Moving on up to the Bijou, he added, would have meant even more money could have been raised for Second Harvest, and even after COVID-19 caused the fall of live performances, talks shifted to turning the “Spectacular” into one of the venue’s signature “Live From the Bijou” events, which would permit a limited number of live attendees but be livestreamed to those who could enjoy it digitally without leaving their homes. McGill’s been livestreaming himself playing solo since September, so he’s no stranger to digital entertainment.
“I’ve been doing a livestream for about the last two months, every other weekend, and we’ve had some success, considering what it is,” he said. “If we had a late [Tennessee football] game, we would do it at 5; if it was an earlier game, we did it at 7. For the 7 p.m. numbers, we’ve had as many as 1,500 views, and the 5 p.m. numbers have been as high as 500. It’s been pretty successful for just a guy and a guitar, especially since I didn’t even pick one up until September.
“You don’t have any audience feedback, so there’s no instant gratification from it.

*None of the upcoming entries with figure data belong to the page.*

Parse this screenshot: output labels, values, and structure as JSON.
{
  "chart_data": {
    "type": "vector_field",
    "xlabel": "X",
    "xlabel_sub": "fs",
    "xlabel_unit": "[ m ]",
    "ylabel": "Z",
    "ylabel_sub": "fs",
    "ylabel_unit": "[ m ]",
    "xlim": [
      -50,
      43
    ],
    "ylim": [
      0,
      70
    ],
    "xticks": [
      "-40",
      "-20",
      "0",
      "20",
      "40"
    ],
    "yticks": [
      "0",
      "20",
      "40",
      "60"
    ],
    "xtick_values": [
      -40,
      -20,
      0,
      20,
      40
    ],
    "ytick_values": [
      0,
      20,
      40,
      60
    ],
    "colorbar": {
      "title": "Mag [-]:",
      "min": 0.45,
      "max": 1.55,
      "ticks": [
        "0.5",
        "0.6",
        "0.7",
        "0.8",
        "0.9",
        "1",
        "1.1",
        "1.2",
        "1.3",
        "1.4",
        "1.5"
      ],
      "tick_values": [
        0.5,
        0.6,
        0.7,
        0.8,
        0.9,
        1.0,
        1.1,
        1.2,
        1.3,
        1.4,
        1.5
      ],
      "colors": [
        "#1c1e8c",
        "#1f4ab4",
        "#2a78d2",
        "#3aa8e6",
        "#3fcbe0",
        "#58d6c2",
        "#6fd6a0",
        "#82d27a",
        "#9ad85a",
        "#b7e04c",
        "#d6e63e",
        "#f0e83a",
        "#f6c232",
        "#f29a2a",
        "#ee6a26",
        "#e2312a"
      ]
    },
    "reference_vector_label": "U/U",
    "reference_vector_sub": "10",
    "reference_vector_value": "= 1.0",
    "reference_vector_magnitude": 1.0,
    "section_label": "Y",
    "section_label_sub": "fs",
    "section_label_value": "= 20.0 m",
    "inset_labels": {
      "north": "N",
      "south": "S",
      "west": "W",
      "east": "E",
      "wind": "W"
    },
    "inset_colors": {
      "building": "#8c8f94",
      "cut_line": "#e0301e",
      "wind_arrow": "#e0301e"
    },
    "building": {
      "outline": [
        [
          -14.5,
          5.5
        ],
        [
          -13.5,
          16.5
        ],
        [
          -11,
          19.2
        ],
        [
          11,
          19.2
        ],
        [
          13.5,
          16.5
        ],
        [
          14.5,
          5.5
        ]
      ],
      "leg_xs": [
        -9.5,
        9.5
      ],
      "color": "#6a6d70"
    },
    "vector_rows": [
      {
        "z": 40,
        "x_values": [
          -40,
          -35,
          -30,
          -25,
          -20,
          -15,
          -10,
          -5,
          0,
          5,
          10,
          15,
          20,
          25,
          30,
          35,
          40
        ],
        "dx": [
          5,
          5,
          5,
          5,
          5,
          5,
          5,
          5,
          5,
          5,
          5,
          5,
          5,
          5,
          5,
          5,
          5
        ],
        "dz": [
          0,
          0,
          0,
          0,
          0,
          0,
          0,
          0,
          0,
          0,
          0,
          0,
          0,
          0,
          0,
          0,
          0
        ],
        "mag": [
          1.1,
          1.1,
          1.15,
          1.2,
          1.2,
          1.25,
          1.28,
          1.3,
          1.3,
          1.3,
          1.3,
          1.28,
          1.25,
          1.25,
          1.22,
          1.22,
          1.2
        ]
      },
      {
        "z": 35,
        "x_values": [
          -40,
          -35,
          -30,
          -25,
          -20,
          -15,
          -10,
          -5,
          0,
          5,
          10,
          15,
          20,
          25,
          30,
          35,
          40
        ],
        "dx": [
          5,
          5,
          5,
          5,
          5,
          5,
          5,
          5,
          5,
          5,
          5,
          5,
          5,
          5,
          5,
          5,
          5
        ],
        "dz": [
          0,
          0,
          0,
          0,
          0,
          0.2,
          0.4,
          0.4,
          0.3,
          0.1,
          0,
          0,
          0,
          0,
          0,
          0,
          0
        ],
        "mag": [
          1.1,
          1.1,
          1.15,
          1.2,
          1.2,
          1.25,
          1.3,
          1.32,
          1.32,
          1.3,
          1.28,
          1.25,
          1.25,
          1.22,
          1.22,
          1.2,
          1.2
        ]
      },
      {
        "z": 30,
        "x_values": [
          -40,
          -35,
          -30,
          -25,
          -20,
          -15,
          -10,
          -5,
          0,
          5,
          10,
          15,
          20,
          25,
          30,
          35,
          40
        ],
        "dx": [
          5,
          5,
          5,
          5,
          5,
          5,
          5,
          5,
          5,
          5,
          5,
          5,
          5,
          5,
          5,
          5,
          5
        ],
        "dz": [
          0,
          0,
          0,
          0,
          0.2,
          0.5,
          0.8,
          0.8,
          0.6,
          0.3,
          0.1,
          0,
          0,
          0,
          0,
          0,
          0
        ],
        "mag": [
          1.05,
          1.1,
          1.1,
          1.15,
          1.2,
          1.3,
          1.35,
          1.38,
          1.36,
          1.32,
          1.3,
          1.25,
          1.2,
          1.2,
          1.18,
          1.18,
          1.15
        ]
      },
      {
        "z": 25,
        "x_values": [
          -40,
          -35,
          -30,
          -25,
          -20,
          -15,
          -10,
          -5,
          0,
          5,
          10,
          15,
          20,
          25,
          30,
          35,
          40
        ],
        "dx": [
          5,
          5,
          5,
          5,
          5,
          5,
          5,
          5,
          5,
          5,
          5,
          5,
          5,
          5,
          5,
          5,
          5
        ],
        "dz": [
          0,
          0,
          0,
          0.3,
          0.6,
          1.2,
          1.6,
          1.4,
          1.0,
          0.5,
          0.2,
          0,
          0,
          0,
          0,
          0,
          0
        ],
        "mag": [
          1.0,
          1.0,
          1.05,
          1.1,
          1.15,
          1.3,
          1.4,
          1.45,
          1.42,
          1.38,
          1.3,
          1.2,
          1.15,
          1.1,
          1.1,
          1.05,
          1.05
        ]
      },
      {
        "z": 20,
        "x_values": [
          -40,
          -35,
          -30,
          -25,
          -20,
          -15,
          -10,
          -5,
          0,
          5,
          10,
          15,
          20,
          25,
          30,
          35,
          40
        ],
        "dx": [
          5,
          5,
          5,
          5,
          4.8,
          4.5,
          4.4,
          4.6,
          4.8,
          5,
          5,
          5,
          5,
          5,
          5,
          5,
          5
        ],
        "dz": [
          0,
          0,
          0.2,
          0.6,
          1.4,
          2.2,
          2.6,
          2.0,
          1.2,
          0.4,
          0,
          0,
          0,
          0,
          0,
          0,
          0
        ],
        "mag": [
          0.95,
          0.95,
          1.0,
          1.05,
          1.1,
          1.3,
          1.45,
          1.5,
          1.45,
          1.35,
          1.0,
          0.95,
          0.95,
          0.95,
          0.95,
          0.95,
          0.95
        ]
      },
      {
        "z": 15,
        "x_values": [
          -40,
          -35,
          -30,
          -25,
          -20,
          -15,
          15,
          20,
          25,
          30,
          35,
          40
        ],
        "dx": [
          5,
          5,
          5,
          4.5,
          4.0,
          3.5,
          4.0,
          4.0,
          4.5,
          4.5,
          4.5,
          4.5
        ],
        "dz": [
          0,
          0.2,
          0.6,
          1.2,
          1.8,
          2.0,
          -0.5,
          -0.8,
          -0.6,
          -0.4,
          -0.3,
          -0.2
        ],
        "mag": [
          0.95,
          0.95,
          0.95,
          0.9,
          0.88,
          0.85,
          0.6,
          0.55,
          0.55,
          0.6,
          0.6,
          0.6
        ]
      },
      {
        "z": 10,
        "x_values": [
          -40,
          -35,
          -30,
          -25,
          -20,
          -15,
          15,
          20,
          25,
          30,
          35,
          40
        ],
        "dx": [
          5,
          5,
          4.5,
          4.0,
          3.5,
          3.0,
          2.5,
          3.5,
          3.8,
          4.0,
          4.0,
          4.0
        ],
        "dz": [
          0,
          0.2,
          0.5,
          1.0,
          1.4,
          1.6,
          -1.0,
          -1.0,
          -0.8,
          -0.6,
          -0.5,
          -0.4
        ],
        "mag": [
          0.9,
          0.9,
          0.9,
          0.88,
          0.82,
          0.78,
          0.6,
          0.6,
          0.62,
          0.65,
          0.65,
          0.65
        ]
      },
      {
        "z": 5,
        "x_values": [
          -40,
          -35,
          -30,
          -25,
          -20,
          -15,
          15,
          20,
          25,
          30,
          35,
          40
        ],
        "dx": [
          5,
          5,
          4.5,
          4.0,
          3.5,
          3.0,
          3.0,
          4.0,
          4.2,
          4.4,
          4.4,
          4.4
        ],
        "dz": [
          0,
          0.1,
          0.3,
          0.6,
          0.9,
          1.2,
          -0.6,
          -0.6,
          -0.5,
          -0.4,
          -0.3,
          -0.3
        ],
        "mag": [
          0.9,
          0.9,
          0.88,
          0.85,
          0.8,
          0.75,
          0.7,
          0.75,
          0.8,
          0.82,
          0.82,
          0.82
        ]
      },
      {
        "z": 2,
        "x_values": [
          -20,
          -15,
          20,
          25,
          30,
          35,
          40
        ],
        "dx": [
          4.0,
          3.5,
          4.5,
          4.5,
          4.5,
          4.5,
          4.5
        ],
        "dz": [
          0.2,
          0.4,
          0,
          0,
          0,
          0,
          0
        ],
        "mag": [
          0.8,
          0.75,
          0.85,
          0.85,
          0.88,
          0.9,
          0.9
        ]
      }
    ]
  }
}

You can’t hear whether they’re laughing at your jokes through cyberspace, so that’s a little challenging, but I’ve gotten real comfortable with doing the livestream things.”

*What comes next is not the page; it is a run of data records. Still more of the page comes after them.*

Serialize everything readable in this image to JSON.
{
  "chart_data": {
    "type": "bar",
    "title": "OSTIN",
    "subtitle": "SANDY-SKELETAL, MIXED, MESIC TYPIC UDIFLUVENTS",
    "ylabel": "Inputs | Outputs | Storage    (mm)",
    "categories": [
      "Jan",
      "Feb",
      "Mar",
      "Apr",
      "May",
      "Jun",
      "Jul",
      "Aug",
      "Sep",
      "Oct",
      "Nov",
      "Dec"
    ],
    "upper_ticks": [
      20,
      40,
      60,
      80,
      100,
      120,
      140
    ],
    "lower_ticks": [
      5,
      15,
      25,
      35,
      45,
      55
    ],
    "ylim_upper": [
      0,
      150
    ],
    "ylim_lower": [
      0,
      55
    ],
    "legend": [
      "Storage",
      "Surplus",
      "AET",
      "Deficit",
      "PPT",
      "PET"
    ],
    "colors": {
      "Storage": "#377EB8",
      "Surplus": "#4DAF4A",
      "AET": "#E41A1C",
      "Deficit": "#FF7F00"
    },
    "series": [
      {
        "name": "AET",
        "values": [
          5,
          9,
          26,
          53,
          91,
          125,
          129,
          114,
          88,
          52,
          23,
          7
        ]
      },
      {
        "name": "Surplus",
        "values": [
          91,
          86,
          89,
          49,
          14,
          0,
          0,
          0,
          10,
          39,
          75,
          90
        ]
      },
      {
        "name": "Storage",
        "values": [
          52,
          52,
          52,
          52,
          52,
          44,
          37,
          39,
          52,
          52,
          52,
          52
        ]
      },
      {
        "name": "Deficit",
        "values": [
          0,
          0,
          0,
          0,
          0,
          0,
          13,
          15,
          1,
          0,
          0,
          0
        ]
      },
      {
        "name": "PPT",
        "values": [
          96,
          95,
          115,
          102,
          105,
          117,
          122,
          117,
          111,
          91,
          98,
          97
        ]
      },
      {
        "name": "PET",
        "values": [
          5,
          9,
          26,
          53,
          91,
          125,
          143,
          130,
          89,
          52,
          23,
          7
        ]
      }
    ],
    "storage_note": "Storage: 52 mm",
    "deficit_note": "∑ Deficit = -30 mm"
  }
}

And thanks to Corrigan and Braden, who stepped in and offered the use of their downtown space and audio equipment, McGill doesn’t have to worry about anything except playing. Corrigan, a longtime contributor to the music scene, will be running video, and come Dec. 18, it’ll be the three of them, putting out a solo “Christmas Spectacular” to the East Tennessee friends, family members and fans who need all the cheer they can get. Those who wish to take part can find more information on McGill’s Facebook page, which will contain donation links to the Bijou – the secondary charity he’s earmarking funds for this year – as well as Second Harvest Food Bank, which he’s been honored to help out for years now.

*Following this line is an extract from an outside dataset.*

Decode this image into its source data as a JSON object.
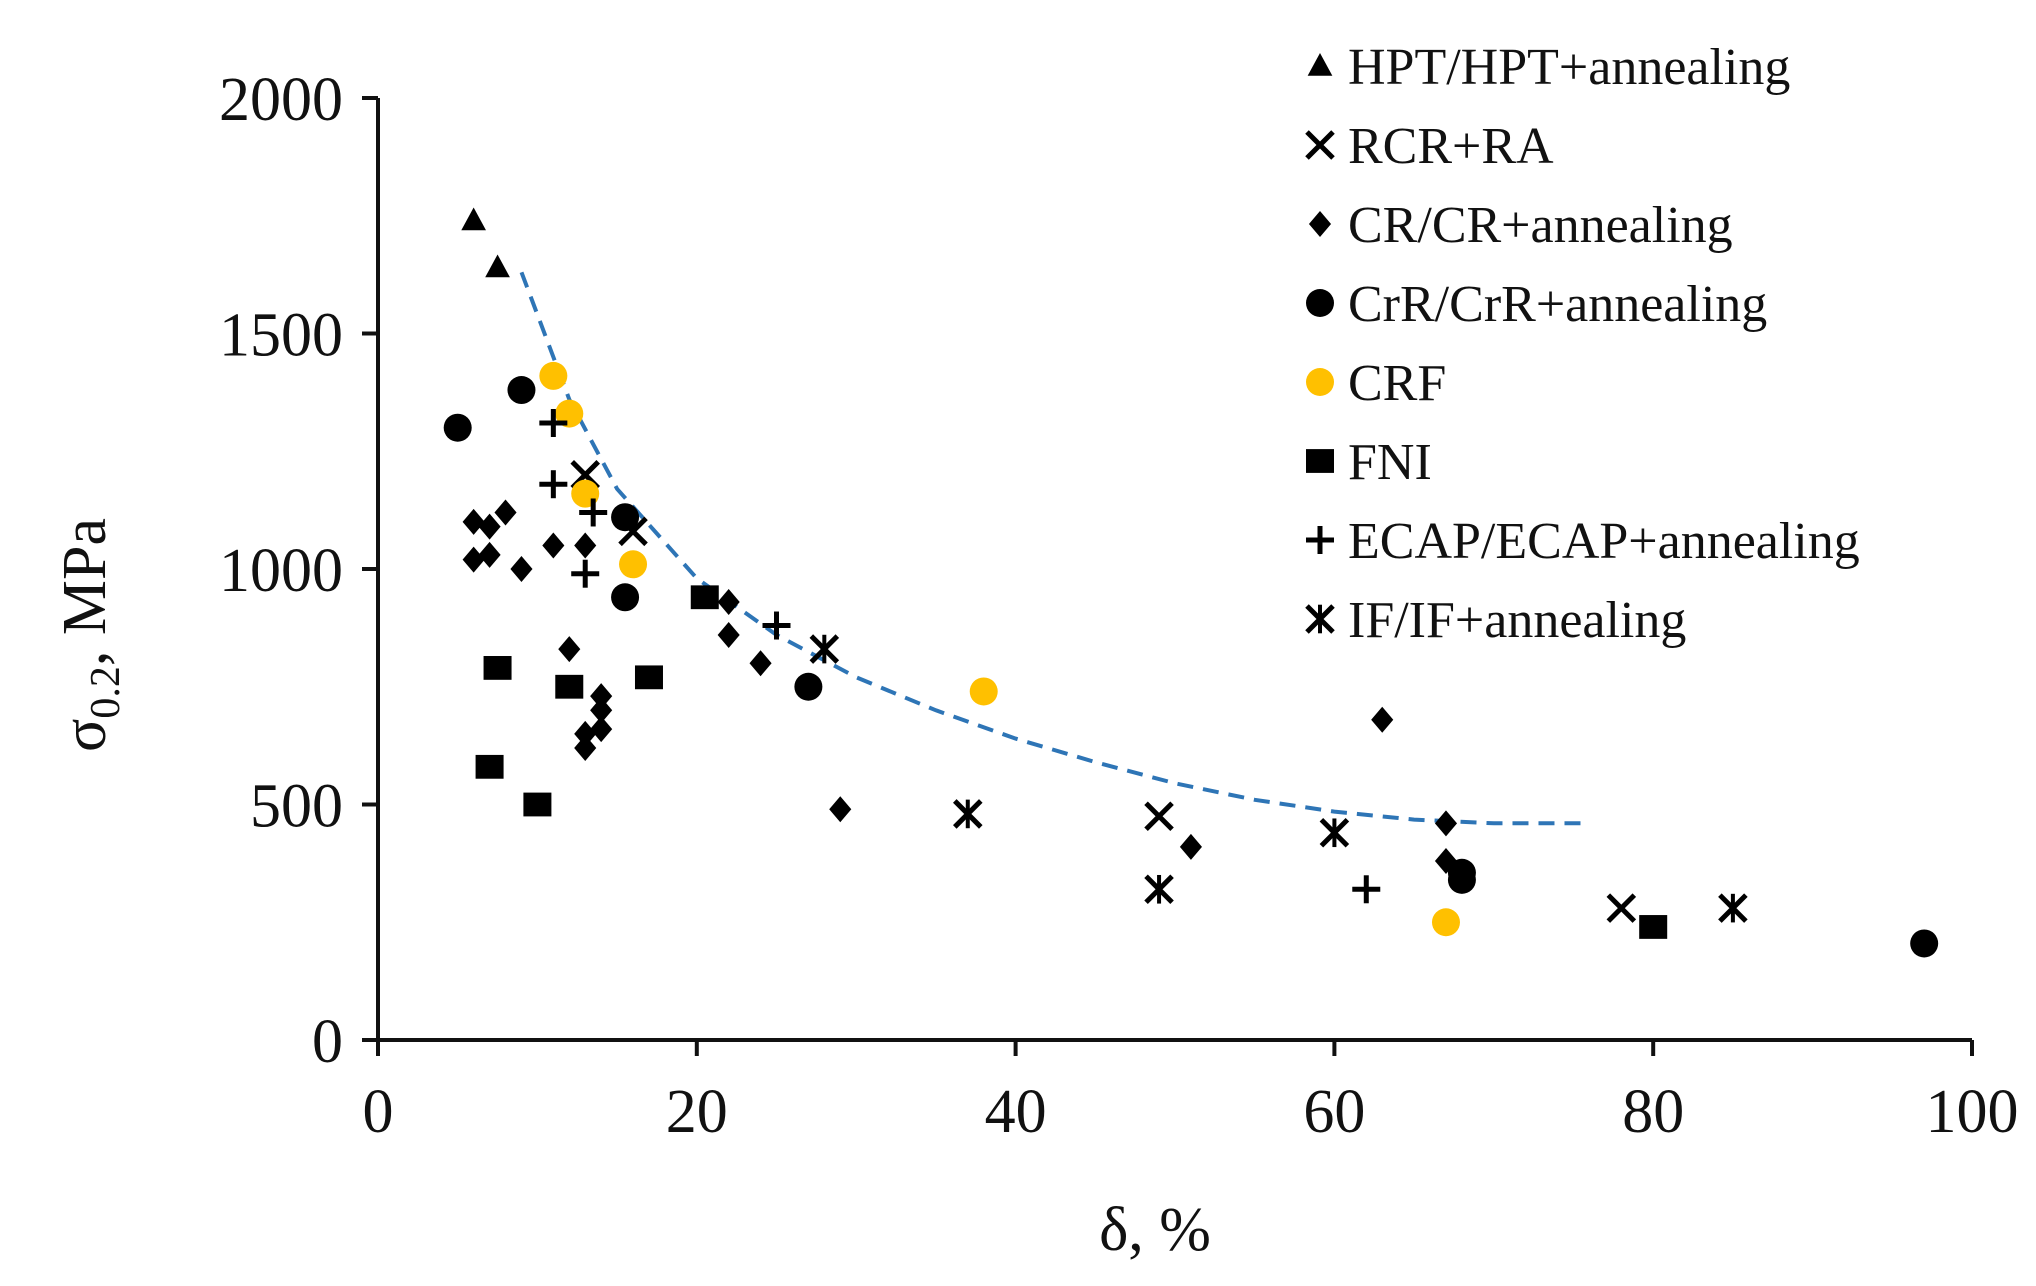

“I just need some interaction, and you people do too,” he said. “The other thing to keep in mind is that it is what it is now because it’s for a cause that’s much greater than me scratching my itch to get up there and play. We’ve made enough money over the last several years to provide right at 20,000 meals for kids, but even today, even as COVID looms and we’re constantly thinking about it, there are still one out of six children going hungry in East Tennessee, and that’s a problem.”